Regulators Loosening Up On Cryptos
The regulatory framework for cryptocurrencies in various countries is still taking shape. The EU, for example, has yet to decide just how many rules it should establish for this particular market.
However, it appears that regulators, in general, are starting to have a more relaxed attitude to cryptocurrencies, according to CNBC technology correspondent Arjun Kharpal.
“I think what we’ve seen actually from several regulators around the world is that they seem to have been slowly becoming accepting of the cryptocurrency world, particularly of course the underlying technology—blockchain […] and they seem to understand that […] cryptocurrencies are here, they’re growing, more people are getting involved in them, and so they’re not trying to absolutely hamper them,” he says.
He then offers China as an example of a country that has cracked down full force on cryptocurrency trading. However, he adds that the UK and the US have imposed very little in the way of harsh regulations to interfere with the market.
“What [we’re] seeing now is not so much concern about perhaps some of the larger currencies but […] these ICOs—these new coins coming into the market which perhaps don’t have any product behind them, don’t have any backing behind them or anything, and they’re worth even less than a cent. And they’re likened to penny stocks,” Kharpal adds.

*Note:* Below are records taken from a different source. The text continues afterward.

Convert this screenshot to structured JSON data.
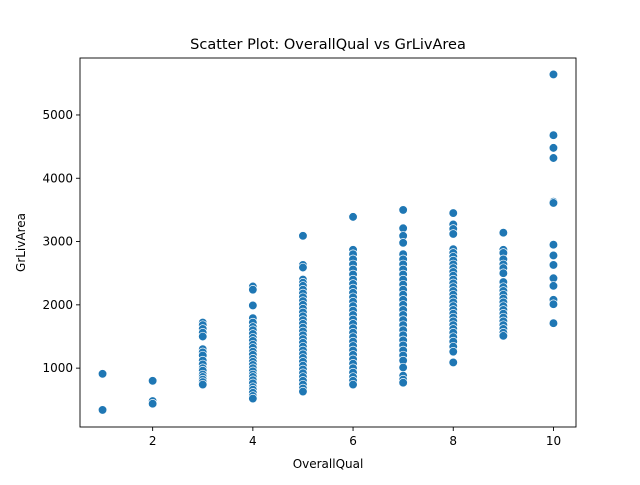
{
  "chart_data": {
    "type": "scatter",
    "title": "Scatter Plot: OverallQual vs GrLivArea",
    "xlabel": "OverallQual",
    "ylabel": "GrLivArea",
    "xlim": [
      0.55,
      10.45
    ],
    "ylim": [
      70,
      5900
    ],
    "xticks": [
      "2",
      "4",
      "6",
      "8",
      "10"
    ],
    "yticks": [
      "1000",
      "2000",
      "3000",
      "4000",
      "5000"
    ],
    "grid": false,
    "legend": "none",
    "marker_color": "#1f77b4",
    "marker_edge_color": "#ffffff",
    "points": [
      {
        "x": 1,
        "y": 910
      },
      {
        "x": 1,
        "y": 340
      },
      {
        "x": 2,
        "y": 800
      },
      {
        "x": 2,
        "y": 480
      },
      {
        "x": 2,
        "y": 438
      },
      {
        "x": 3,
        "y": 1720
      },
      {
        "x": 3,
        "y": 1680
      },
      {
        "x": 3,
        "y": 1620
      },
      {
        "x": 3,
        "y": 1560
      },
      {
        "x": 3,
        "y": 1500
      },
      {
        "x": 3,
        "y": 1300
      },
      {
        "x": 3,
        "y": 1250
      },
      {
        "x": 3,
        "y": 1200
      },
      {
        "x": 3,
        "y": 1120
      },
      {
        "x": 3,
        "y": 1060
      },
      {
        "x": 3,
        "y": 1000
      },
      {
        "x": 3,
        "y": 960
      },
      {
        "x": 3,
        "y": 900
      },
      {
        "x": 3,
        "y": 860
      },
      {
        "x": 3,
        "y": 820
      },
      {
        "x": 3,
        "y": 780
      },
      {
        "x": 3,
        "y": 740
      },
      {
        "x": 4,
        "y": 2290
      },
      {
        "x": 4,
        "y": 2240
      },
      {
        "x": 4,
        "y": 1990
      },
      {
        "x": 4,
        "y": 1790
      },
      {
        "x": 4,
        "y": 1720
      },
      {
        "x": 4,
        "y": 1650
      },
      {
        "x": 4,
        "y": 1600
      },
      {
        "x": 4,
        "y": 1540
      },
      {
        "x": 4,
        "y": 1480
      },
      {
        "x": 4,
        "y": 1430
      },
      {
        "x": 4,
        "y": 1370
      },
      {
        "x": 4,
        "y": 1320
      },
      {
        "x": 4,
        "y": 1260
      },
      {
        "x": 4,
        "y": 1210
      },
      {
        "x": 4,
        "y": 1150
      },
      {
        "x": 4,
        "y": 1100
      },
      {
        "x": 4,
        "y": 1050
      },
      {
        "x": 4,
        "y": 1000
      },
      {
        "x": 4,
        "y": 950
      },
      {
        "x": 4,
        "y": 900
      },
      {
        "x": 4,
        "y": 860
      },
      {
        "x": 4,
        "y": 810
      },
      {
        "x": 4,
        "y": 760
      },
      {
        "x": 4,
        "y": 700
      },
      {
        "x": 4,
        "y": 660
      },
      {
        "x": 4,
        "y": 610
      },
      {
        "x": 4,
        "y": 560
      },
      {
        "x": 4,
        "y": 520
      },
      {
        "x": 5,
        "y": 3090
      },
      {
        "x": 5,
        "y": 2630
      },
      {
        "x": 5,
        "y": 2590
      },
      {
        "x": 5,
        "y": 2400
      },
      {
        "x": 5,
        "y": 2350
      },
      {
        "x": 5,
        "y": 2300
      },
      {
        "x": 5,
        "y": 2240
      },
      {
        "x": 5,
        "y": 2180
      },
      {
        "x": 5,
        "y": 2120
      },
      {
        "x": 5,
        "y": 2060
      },
      {
        "x": 5,
        "y": 2000
      },
      {
        "x": 5,
        "y": 1940
      },
      {
        "x": 5,
        "y": 1880
      },
      {
        "x": 5,
        "y": 1820
      },
      {
        "x": 5,
        "y": 1760
      },
      {
        "x": 5,
        "y": 1700
      },
      {
        "x": 5,
        "y": 1640
      },
      {
        "x": 5,
        "y": 1580
      },
      {
        "x": 5,
        "y": 1520
      },
      {
        "x": 5,
        "y": 1460
      },
      {
        "x": 5,
        "y": 1400
      },
      {
        "x": 5,
        "y": 1340
      },
      {
        "x": 5,
        "y": 1280
      },
      {
        "x": 5,
        "y": 1220
      },
      {
        "x": 5,
        "y": 1160
      },
      {
        "x": 5,
        "y": 1100
      },
      {
        "x": 5,
        "y": 1040
      },
      {
        "x": 5,
        "y": 980
      },
      {
        "x": 5,
        "y": 920
      },
      {
        "x": 5,
        "y": 860
      },
      {
        "x": 5,
        "y": 800
      },
      {
        "x": 5,
        "y": 740
      },
      {
        "x": 5,
        "y": 680
      },
      {
        "x": 5,
        "y": 630
      },
      {
        "x": 6,
        "y": 3390
      },
      {
        "x": 6,
        "y": 2870
      },
      {
        "x": 6,
        "y": 2800
      },
      {
        "x": 6,
        "y": 2720
      },
      {
        "x": 6,
        "y": 2640
      },
      {
        "x": 6,
        "y": 2560
      },
      {
        "x": 6,
        "y": 2480
      },
      {
        "x": 6,
        "y": 2400
      },
      {
        "x": 6,
        "y": 2330
      },
      {
        "x": 6,
        "y": 2260
      },
      {
        "x": 6,
        "y": 2190
      },
      {
        "x": 6,
        "y": 2120
      },
      {
        "x": 6,
        "y": 2050
      },
      {
        "x": 6,
        "y": 1980
      },
      {
        "x": 6,
        "y": 1910
      },
      {
        "x": 6,
        "y": 1840
      },
      {
        "x": 6,
        "y": 1770
      },
      {
        "x": 6,
        "y": 1700
      },
      {
        "x": 6,
        "y": 1630
      },
      {
        "x": 6,
        "y": 1560
      },
      {
        "x": 6,
        "y": 1490
      },
      {
        "x": 6,
        "y": 1420
      },
      {
        "x": 6,
        "y": 1350
      },
      {
        "x": 6,
        "y": 1280
      },
      {
        "x": 6,
        "y": 1210
      },
      {
        "x": 6,
        "y": 1140
      },
      {
        "x": 6,
        "y": 1070
      },
      {
        "x": 6,
        "y": 1000
      },
      {
        "x": 6,
        "y": 930
      },
      {
        "x": 6,
        "y": 860
      },
      {
        "x": 6,
        "y": 800
      },
      {
        "x": 6,
        "y": 740
      },
      {
        "x": 7,
        "y": 3500
      },
      {
        "x": 7,
        "y": 3210
      },
      {
        "x": 7,
        "y": 3090
      },
      {
        "x": 7,
        "y": 2980
      },
      {
        "x": 7,
        "y": 2800
      },
      {
        "x": 7,
        "y": 2720
      },
      {
        "x": 7,
        "y": 2640
      },
      {
        "x": 7,
        "y": 2560
      },
      {
        "x": 7,
        "y": 2480
      },
      {
        "x": 7,
        "y": 2400
      },
      {
        "x": 7,
        "y": 2320
      },
      {
        "x": 7,
        "y": 2240
      },
      {
        "x": 7,
        "y": 2160
      },
      {
        "x": 7,
        "y": 2080
      },
      {
        "x": 7,
        "y": 2000
      },
      {
        "x": 7,
        "y": 1920
      },
      {
        "x": 7,
        "y": 1840
      },
      {
        "x": 7,
        "y": 1760
      },
      {
        "x": 7,
        "y": 1680
      },
      {
        "x": 7,
        "y": 1600
      },
      {
        "x": 7,
        "y": 1520
      },
      {
        "x": 7,
        "y": 1440
      },
      {
        "x": 7,
        "y": 1360
      },
      {
        "x": 7,
        "y": 1280
      },
      {
        "x": 7,
        "y": 1200
      },
      {
        "x": 7,
        "y": 1120
      },
      {
        "x": 7,
        "y": 1010
      },
      {
        "x": 7,
        "y": 880
      },
      {
        "x": 7,
        "y": 820
      },
      {
        "x": 7,
        "y": 770
      },
      {
        "x": 8,
        "y": 3450
      },
      {
        "x": 8,
        "y": 3270
      },
      {
        "x": 8,
        "y": 3200
      },
      {
        "x": 8,
        "y": 3120
      },
      {
        "x": 8,
        "y": 2880
      },
      {
        "x": 8,
        "y": 2820
      },
      {
        "x": 8,
        "y": 2760
      },
      {
        "x": 8,
        "y": 2700
      },
      {
        "x": 8,
        "y": 2640
      },
      {
        "x": 8,
        "y": 2580
      },
      {
        "x": 8,
        "y": 2520
      },
      {
        "x": 8,
        "y": 2460
      },
      {
        "x": 8,
        "y": 2400
      },
      {
        "x": 8,
        "y": 2340
      },
      {
        "x": 8,
        "y": 2280
      },
      {
        "x": 8,
        "y": 2220
      },
      {
        "x": 8,
        "y": 2160
      },
      {
        "x": 8,
        "y": 2100
      },
      {
        "x": 8,
        "y": 2040
      },
      {
        "x": 8,
        "y": 1980
      },
      {
        "x": 8,
        "y": 1920
      },
      {
        "x": 8,
        "y": 1860
      },
      {
        "x": 8,
        "y": 1800
      },
      {
        "x": 8,
        "y": 1740
      },
      {
        "x": 8,
        "y": 1680
      },
      {
        "x": 8,
        "y": 1620
      },
      {
        "x": 8,
        "y": 1560
      },
      {
        "x": 8,
        "y": 1490
      },
      {
        "x": 8,
        "y": 1420
      },
      {
        "x": 8,
        "y": 1340
      },
      {
        "x": 8,
        "y": 1260
      },
      {
        "x": 8,
        "y": 1090
      },
      {
        "x": 9,
        "y": 3140
      },
      {
        "x": 9,
        "y": 2870
      },
      {
        "x": 9,
        "y": 2820
      },
      {
        "x": 9,
        "y": 2720
      },
      {
        "x": 9,
        "y": 2640
      },
      {
        "x": 9,
        "y": 2580
      },
      {
        "x": 9,
        "y": 2500
      },
      {
        "x": 9,
        "y": 2360
      },
      {
        "x": 9,
        "y": 2280
      },
      {
        "x": 9,
        "y": 2220
      },
      {
        "x": 9,
        "y": 2160
      },
      {
        "x": 9,
        "y": 2100
      },
      {
        "x": 9,
        "y": 2040
      },
      {
        "x": 9,
        "y": 1980
      },
      {
        "x": 9,
        "y": 1920
      },
      {
        "x": 9,
        "y": 1860
      },
      {
        "x": 9,
        "y": 1800
      },
      {
        "x": 9,
        "y": 1740
      },
      {
        "x": 9,
        "y": 1680
      },
      {
        "x": 9,
        "y": 1620
      },
      {
        "x": 9,
        "y": 1560
      },
      {
        "x": 9,
        "y": 1510
      },
      {
        "x": 10,
        "y": 5640
      },
      {
        "x": 10,
        "y": 4680
      },
      {
        "x": 10,
        "y": 4480
      },
      {
        "x": 10,
        "y": 4320
      },
      {
        "x": 10,
        "y": 3630
      },
      {
        "x": 10,
        "y": 3610
      },
      {
        "x": 10,
        "y": 2950
      },
      {
        "x": 10,
        "y": 2780
      },
      {
        "x": 10,
        "y": 2630
      },
      {
        "x": 10,
        "y": 2420
      },
      {
        "x": 10,
        "y": 2300
      },
      {
        "x": 10,
        "y": 2080
      },
      {
        "x": 10,
        "y": 2010
      },
      {
        "x": 10,
        "y": 1710
      }
    ]
  }
}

He believes this is the area giving regulators the biggest headache considering the lack of investor protections and transparency some of these projects have.
Nothing demonstrates this better than the SEC’s action against the PlexCoin ICO, which was scamming investors with promised returns of over 1,000%.
“Get rich quick” schemes are indeed perceived by regulators as one of the main dangers of an unregulated ICO market.
More or less the same emerged at the European Commission’s roundtable on cryptocurrency regulation at the end of last month, EC Vice-President Valdis Dombrovskis concluded that although ICOs are a possible engine for innovative firms to raise capital, there are still concerns about the current lack of accountability in the market.